Welcome to the cupboard of broken toys — Part 12


All of my life I have been prone to fits of forgetfulness. It was one of the reasons why I ducked out of school before taking any exams. I was sure I would mess up and go completely blank. It always caused a great deal of dismay to my family, my friends, my teachers and, later, my officers and sergeants.

During my army service this caused me no end of stress. I remember one time, on exercise, we were doing a unit assault on a defended position. Our officer broke us down into a number of sections and I was in charge of one. My instructions went something like this:

“Right, Lance Bombardier. On the first signal, you move your section as stealthily as possible to the right-hand edge of that grove of trees. Do not expose yourself. Once the other sections are in position I will make the second signal and you will then advance towards the target in broken-order as a feint, while other sections Blah, Blah, Blah…” This was the point I zoned-out, while still nodding gravely.

“Remember, Lance Bombardier Lamb, your feint is crucial to the success of the assault.” Feint? Were we doing a feint? When and how? Assault? What assault?

We moved into position to start the operation but I couldn’t remember anything about what I was supposed to be doing. My section followed me trustingly as we moved into some random cover. At the first signal I asked if anyone could remind me what it was we were supposed to be doing. A sea of blank faces. At the second signal I moved in a vaguely hopeful way down a line of trees while chaos broke out around us. We got tangled with two other sections and the assault was called off.

The de-briefing did not go well.

My doctors and therapists notice this distressing tendency and are concerned. For example, one time I am doing the tea trolley at the day centre and I forget to use tea bags and serve up a pot of hot water. I peer inside the pot in confusion. A small enough thing I suppose. On another occasion, I wander into someone else’s group meeting. They look surprised but not hostile. There are lots of little incidents like this.

They think it might be my meds and start changing them. If they had simply asked me I might have been able to reassure them on the point, but as always, I am kept in the dark. This does mean that I will occasionally revert to zombie-status as the new meds kick-in which, in itself, is a distressing thing.

They now consider I am no longer so vulnerable as to need constant staff escort. Other patients can now accompany me down town.

Sue Sullivan returns for another stay on Ward 10.

“What the Hell are you doing still here?” She demands in her refreshingly forthright way.

I tell her all about it. Coming out. Downgrading. How they keep changing my meds. She is as supportive as anyone could be and I greatly appreciate it. We start palling around. Shortly after this, Joe Crabbe returns to the Ward. He had been on extended leave but had become anxious and stressed, so they recalled him.

Sue tells him about My Big Revelation and he laughs.

“We knew you were gay from the first time we met you.” He tells me.

“Well, you could have said something,” I grumble moodily. “It seems like I’m the last person to find out anything around here.

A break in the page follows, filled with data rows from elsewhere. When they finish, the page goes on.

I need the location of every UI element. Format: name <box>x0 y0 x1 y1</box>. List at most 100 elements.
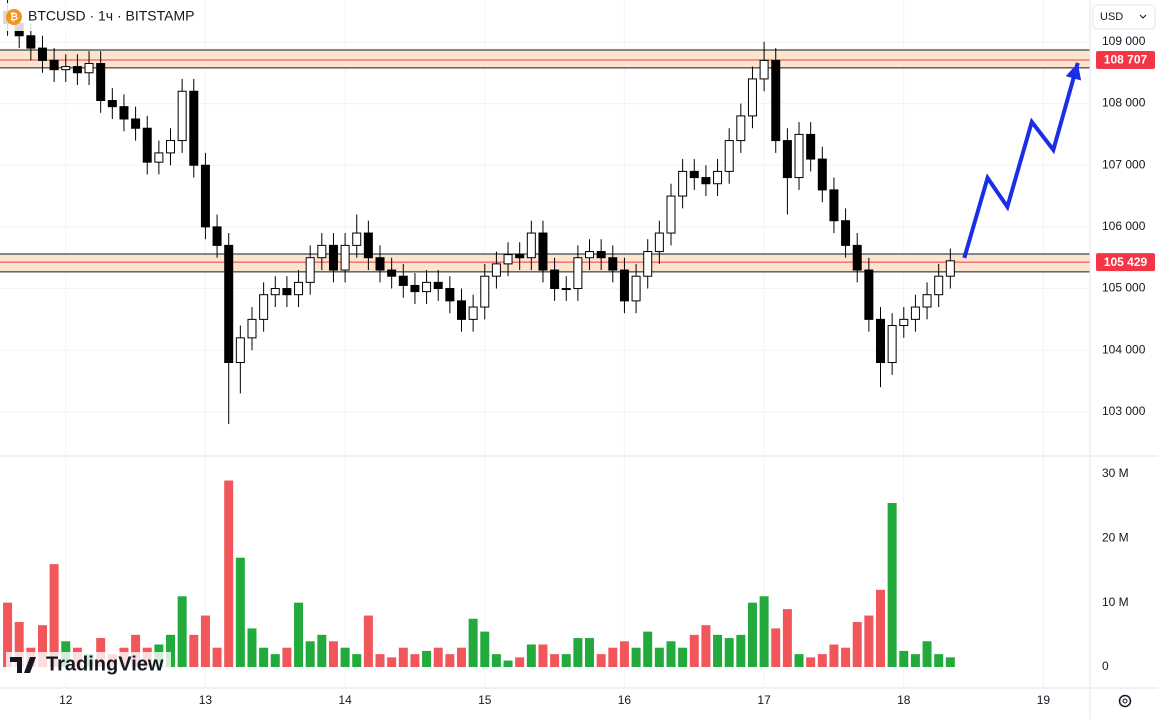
candle-body <box>72 66 82 74</box>
currency-label[interactable]: USD <box>1100 11 1123 23</box>
volume-bar <box>515 657 525 667</box>
candle-body <box>561 288 571 291</box>
volume-bar <box>934 654 944 667</box>
candle-body <box>654 232 664 253</box>
candle-body <box>573 257 583 290</box>
candle-body <box>119 106 129 120</box>
volume-bar <box>363 615 373 667</box>
legend-bg <box>0 3 200 31</box>
x-tick-label: 16 <box>618 693 632 707</box>
logo-bg <box>6 652 171 678</box>
candle-body <box>631 275 641 302</box>
volume-bar <box>433 647 443 667</box>
volume-bar <box>736 634 746 667</box>
volume-bar <box>747 602 757 667</box>
dropdown-chevron <box>1139 14 1147 19</box>
volume-bar <box>875 589 885 667</box>
volume-bar <box>398 647 408 667</box>
symbol-legend: BTCUSD · 1ч · BITSTAMP <box>28 8 195 24</box>
x-tick-label: 19 <box>1037 693 1051 707</box>
candle-body <box>608 257 618 271</box>
volume-bar <box>899 650 909 667</box>
volume-bar <box>643 631 653 667</box>
candle-body <box>410 284 420 293</box>
candle-body <box>910 306 920 320</box>
volume-bar <box>538 644 548 667</box>
candle-body <box>468 306 478 320</box>
volume-bar <box>37 625 47 667</box>
volume-bar <box>922 641 932 667</box>
candle-body <box>445 288 455 302</box>
candle-body <box>26 35 36 49</box>
volume-bar <box>491 654 501 667</box>
volume-bar <box>131 634 141 667</box>
volume-bar <box>666 641 676 667</box>
volume-bar <box>771 628 781 667</box>
volume-bar <box>14 621 24 667</box>
plot <box>3 0 1082 667</box>
volume-bar <box>503 660 513 667</box>
candle-body <box>503 254 513 265</box>
level-band <box>0 49 1090 68</box>
coin-icon-glyph: ₿ <box>10 11 18 23</box>
candle-body <box>526 232 536 259</box>
volume-bar <box>166 634 176 667</box>
candle-body <box>515 254 525 259</box>
candle-body <box>666 195 676 234</box>
volume-bar <box>422 650 432 667</box>
level-label-box <box>1096 50 1155 69</box>
volume-tick-label: 20 M <box>1102 531 1129 545</box>
volume-bar <box>189 634 199 667</box>
candle-body <box>363 232 373 259</box>
candle-body <box>864 269 874 320</box>
y-tick-label: 109 000 <box>1102 34 1146 48</box>
candle-body <box>899 318 909 327</box>
candle-body <box>282 288 292 296</box>
x-tick-label: 18 <box>897 693 911 707</box>
volume-bar <box>561 654 571 667</box>
volume-bar <box>212 647 222 667</box>
candle-body <box>759 59 769 80</box>
candle-body <box>619 269 629 302</box>
volume-bar <box>852 621 862 667</box>
level-label-box <box>1096 253 1155 272</box>
candle-body <box>794 133 804 179</box>
candle-body <box>806 133 816 160</box>
candle-body <box>177 90 187 142</box>
coin-icon <box>6 9 22 25</box>
candle-body <box>550 269 560 290</box>
candle-body <box>480 275 490 308</box>
candle-body <box>596 251 606 259</box>
volume-bar <box>678 647 688 667</box>
volume-bar <box>49 564 59 667</box>
volume-tick-label: 10 M <box>1102 595 1129 609</box>
candle-body <box>491 263 501 277</box>
volume-bar <box>608 647 618 667</box>
volume-bar <box>352 654 362 667</box>
volume-bar <box>235 557 245 667</box>
candle-body <box>771 59 781 142</box>
candle-body <box>678 170 688 197</box>
volume-bar <box>910 654 920 667</box>
candle-body <box>270 288 280 296</box>
candle-body <box>340 244 350 271</box>
candle-body <box>585 251 595 259</box>
logo-mark <box>10 657 36 673</box>
volume-bar <box>701 625 711 667</box>
x-tick-label: 12 <box>59 693 73 707</box>
candle-body <box>689 170 699 179</box>
volume-bar <box>631 647 641 667</box>
candle-body <box>538 232 548 271</box>
volume-tick-label: 0 <box>1102 659 1109 673</box>
volume-bar <box>468 618 478 667</box>
currency-dropdown[interactable] <box>1092 4 1156 30</box>
volume-bar <box>713 634 723 667</box>
settings-icon[interactable] <box>1118 694 1132 708</box>
volume-bar <box>200 615 210 667</box>
settings-icon-center <box>1122 698 1128 704</box>
candle-body <box>317 244 327 259</box>
volume-tick-label: 30 M <box>1102 466 1129 480</box>
candle-body <box>387 269 397 277</box>
logo: TradingView <box>6 652 171 678</box>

Anyway, don’t you mind?”

“Of course not. I’m gay.” How could he not be? I realise how much I value his friendship, his support and his gentle discretion. He respected my privacy when he could have been a pain. I forgive him all his annoyances. Until the next time he pisses me off, that is.

One Wednesday, after Ward Group, Sue gets day passes for us and we go into Woolwich. We are able to show them at the cinema for free admission. It feels like ages since I have been to the pictures.

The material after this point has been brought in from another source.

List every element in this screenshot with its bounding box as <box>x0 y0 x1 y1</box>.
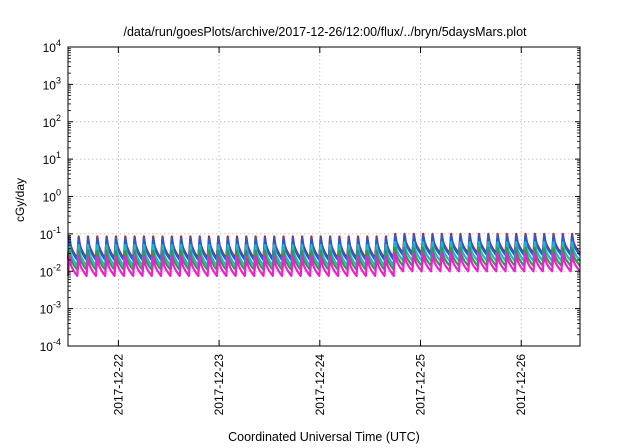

As we take seats in the auditorium I find my mind wandering. I think my new meds must be affecting my concentration. The adverts finish and the credits roll. The film begins. I find it incredibly dull. The opening scene has a man in a lecture theatre droning on about something-or-other. I’m not really paying too much attention. Then, all of a sudden, his head explodes. For me, the next hour and a half is a procession of disjointed episodes of people dying in unexpected and exciting ways. By the middle of the film I have forgotten how it started and by the end of the film I have absolutely no idea what has been going on.

I stagger out onto the pavement feeling utterly mind-blasted. The film was called ‘Scanners’ by David Cronenberg. I later discover that it becomes a cult classic. At the time I was shocked, confused and almost prostrated in incomprehension. Sue and Joe take me to a pub, where I can sit down to recover. I have a pint of beer. The first for as long as I can remember. It is Young’s Ordinary. It is absolutely delicious but they won’t let me have another. They don’t want me getting in trouble with the Ward Sister. No one wants that.

When I return to the ward I have just about recovered from the film and the beer. It is only 6pm and I am completely exhausted. I really need to get off the meds.